В дочери мне годится, думает Тракимас, а ведь только пальцем помани…
— Почему раньше не говорила?
— Только сейчас пришла, председатель. — Покраснев, она теребит свой янтарный медальон. — Работа-то ведь давно кончилась.
— А, верно, — очнувшись, Тракимас поглядывает на часы. — Сводка по молоку готова?
— Я сейчас. — Регина поворачивается, но Тракимас останавливает ее:
— Не надо, в понедельник покажешь. Помнишь ведь в общих чертах.
Регина возвращается к столу, поправляет алый георгин, вставленный в бокальчик для карандашей. Тракимас только теперь замечает этот цветок. Как он проглядел, а может, его и не было, может, она сейчас пришла с георгином?..
— По сравнению с прошлым августом ниже.
— Веселая новость! — Председатель хлопает ладонью по папке — так резко, что Регина вздрагивает. — Сегодня сплошь веселые новости! И намного?
— На пять килограммов от коровы.
— Завфермами знает?
Регина пожимает плечами, нагнувшись через спинку его стула, поправляет занавеску на окне. Грудь мягко задевает плечо Тракимаса, и его бросает в жар. Черт возьми, вот взять бы и забыть все, хоть на минуту удрать от забот! Протяни руку — и твоя! Усаживай в «газик» и вези куда душе угодно. И ты воскреснешь, станешь другим. Чепуха ведь — треснула пружина, мелкая чепуха! На пять килограммов меньше удои? Чепуха! Неужто не видишь: она ждет.

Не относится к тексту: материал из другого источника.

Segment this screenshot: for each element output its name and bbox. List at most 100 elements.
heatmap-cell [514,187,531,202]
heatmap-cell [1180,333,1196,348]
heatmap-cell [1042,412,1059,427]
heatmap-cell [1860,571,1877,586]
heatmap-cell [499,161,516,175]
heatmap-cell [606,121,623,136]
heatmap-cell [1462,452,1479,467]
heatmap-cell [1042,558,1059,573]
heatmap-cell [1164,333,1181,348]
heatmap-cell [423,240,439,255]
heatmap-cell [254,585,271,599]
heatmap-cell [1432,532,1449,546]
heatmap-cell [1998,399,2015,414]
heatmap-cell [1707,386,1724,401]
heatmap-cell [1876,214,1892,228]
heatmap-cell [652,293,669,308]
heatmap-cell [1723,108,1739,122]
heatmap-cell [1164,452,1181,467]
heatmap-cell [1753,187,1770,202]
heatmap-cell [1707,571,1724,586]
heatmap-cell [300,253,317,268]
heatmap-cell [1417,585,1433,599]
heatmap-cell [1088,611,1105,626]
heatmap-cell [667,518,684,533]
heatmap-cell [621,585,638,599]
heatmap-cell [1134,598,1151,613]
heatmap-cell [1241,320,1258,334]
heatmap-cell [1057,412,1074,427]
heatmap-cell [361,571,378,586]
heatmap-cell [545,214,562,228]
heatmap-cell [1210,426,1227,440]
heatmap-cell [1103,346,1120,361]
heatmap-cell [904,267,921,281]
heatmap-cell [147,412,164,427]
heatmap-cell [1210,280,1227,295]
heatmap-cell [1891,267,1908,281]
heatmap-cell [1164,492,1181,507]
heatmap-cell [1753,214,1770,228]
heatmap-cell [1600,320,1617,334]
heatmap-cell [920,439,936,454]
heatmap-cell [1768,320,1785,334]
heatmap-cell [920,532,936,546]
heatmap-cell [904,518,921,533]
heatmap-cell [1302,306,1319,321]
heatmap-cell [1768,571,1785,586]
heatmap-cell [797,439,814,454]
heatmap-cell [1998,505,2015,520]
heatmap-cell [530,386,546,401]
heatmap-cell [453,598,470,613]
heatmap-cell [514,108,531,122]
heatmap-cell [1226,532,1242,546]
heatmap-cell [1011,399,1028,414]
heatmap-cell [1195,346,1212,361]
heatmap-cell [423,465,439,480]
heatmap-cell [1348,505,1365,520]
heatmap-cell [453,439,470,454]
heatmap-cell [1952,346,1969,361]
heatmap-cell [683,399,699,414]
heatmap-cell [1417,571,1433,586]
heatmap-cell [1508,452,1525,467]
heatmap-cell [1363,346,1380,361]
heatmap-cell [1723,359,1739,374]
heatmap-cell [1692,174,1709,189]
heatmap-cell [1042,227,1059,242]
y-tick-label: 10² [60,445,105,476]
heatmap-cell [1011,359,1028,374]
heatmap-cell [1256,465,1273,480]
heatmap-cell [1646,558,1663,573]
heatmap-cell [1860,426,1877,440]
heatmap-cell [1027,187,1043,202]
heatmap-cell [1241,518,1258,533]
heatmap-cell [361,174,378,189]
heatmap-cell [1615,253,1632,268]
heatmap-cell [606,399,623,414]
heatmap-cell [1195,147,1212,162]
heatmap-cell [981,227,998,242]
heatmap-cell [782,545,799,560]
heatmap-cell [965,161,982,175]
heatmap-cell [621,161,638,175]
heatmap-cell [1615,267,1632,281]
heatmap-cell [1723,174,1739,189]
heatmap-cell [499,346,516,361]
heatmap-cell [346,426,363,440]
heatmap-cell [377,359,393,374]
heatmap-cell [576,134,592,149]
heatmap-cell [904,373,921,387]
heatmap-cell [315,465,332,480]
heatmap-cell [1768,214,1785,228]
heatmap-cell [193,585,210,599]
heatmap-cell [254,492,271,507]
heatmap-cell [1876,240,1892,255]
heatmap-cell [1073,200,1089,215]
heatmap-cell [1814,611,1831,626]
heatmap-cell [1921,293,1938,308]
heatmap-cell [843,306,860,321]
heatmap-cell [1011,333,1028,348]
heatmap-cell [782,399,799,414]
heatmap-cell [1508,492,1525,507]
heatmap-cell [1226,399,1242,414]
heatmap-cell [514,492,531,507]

Не первый раз приходит, когда ты сидишь один. Вроде по делу, а ведь… Наплевать бы на все! На тебя-то ведь тоже наплевали. Как на последнего неудачника плюнули и бросили, а ты все еще ждешь. Чего ждешь, дурак? Почему молчишь да пялишься на нее? Она же молчит, ее губы, дрогнув, приоткрываются, они ждут, губы-то, а ты не будь олухом, не будь святым; отомсти той, которой нет, и себе самому отомсти за верность той, которой нет; говорят, месть — сладкая штука…
— Председатель…
Он встает, опираясь ладонями на стол, подходит к Регине и, резко повернувшись, бросается к двери, распахивает ее, влетает в комнату бухгалтерии. Комната пуста, со столов убраны бумаги, аккуратно расставлены стулья. Но здесь прохладнее, куда прохладнее — окна на север, солнце не нагревает. Тракимас глубоко дышит, трет рукой лицо — небритое; не успел второпях, ладно, завтра утром…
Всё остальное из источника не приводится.